Made Bayak juga mengedukasi masyarakat dalam bentuk kemasan workshop. Dalam workshop tersebut, ia menerangkan tentang bahaya dan ancaman sampah-sampah plastik bagi lingkungan dan alam, serta cara memanfaatkan sampah-sampah plastik yang tak layak pakai menjadi sebuah karya yang tersemat nilai estestis dan memiliki nilai jual. Adapun workshop tersebut sudah direalisasikan Bayak di berbagai daerah dan tempat baik lokal, nasional, maupun internasional.

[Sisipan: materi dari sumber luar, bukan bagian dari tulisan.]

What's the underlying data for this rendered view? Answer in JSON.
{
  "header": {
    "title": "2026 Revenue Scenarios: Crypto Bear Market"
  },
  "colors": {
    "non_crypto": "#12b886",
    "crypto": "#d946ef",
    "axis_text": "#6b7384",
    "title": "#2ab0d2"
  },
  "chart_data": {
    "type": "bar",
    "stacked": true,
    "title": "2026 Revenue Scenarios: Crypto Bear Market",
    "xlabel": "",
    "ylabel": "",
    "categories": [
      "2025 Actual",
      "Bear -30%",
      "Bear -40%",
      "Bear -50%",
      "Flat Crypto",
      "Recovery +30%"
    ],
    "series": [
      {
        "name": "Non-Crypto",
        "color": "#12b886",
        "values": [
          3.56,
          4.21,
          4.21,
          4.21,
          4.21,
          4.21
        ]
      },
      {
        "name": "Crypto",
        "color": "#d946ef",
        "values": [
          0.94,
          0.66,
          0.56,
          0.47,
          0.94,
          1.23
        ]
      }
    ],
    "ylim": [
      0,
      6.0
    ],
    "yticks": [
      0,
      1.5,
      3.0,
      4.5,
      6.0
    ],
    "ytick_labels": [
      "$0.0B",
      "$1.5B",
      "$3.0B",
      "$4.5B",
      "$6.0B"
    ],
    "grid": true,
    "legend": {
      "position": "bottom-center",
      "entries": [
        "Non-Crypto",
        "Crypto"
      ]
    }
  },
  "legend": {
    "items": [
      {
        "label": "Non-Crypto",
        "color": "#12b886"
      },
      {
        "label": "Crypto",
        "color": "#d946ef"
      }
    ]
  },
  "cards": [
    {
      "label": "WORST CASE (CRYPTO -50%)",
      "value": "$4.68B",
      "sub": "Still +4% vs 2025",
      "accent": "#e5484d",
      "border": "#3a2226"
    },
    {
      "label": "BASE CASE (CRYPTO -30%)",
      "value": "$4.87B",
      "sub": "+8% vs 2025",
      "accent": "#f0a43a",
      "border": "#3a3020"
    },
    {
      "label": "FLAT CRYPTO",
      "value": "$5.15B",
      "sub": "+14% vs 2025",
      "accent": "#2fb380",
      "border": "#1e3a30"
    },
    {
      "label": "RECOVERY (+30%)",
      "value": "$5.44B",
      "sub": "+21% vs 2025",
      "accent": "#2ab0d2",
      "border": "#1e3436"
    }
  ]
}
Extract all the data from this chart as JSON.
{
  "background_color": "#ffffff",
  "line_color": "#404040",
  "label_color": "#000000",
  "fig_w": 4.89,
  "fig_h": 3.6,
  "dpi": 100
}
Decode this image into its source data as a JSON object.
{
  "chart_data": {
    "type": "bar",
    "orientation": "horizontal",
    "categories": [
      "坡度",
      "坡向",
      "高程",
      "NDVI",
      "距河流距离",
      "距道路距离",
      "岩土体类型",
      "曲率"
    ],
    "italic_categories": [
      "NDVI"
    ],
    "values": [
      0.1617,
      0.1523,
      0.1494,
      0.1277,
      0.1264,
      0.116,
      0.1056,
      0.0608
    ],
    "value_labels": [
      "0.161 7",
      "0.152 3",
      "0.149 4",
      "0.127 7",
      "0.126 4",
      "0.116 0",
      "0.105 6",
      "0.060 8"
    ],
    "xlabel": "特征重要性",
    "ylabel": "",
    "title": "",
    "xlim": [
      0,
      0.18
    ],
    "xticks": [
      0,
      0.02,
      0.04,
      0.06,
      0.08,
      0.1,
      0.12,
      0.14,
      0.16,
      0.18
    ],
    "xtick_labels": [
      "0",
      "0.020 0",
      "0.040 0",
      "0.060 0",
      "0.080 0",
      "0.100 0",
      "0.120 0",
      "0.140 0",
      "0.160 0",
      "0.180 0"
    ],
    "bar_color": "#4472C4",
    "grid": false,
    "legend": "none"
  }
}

“Melantangkan suara tentang kepedulian terhadap lingkungan, bentuknya bisa macam-macam, kalau saya sebagai seniman membuat karya, berpameran, dan mengikuti event-event,” ujarnya.
Bayak menambahkan perihal kesadaran peduli lingkungan, “api-api kecil ini kan sudah menyala di banyak tempat, jadi menunggu api kecil ini bersatu menjadi api besar dan semoga itu menjadi kesadaran yang baik terhadap lingkungan, terhadap alam.” tambahnya.
“Sebelum kita ada pilihan lain untuk hidup di bumi ini, ya harus dijaga. Kita tu ndak ada pilihan lain lagi selain di bumi ini.” pungkasnya.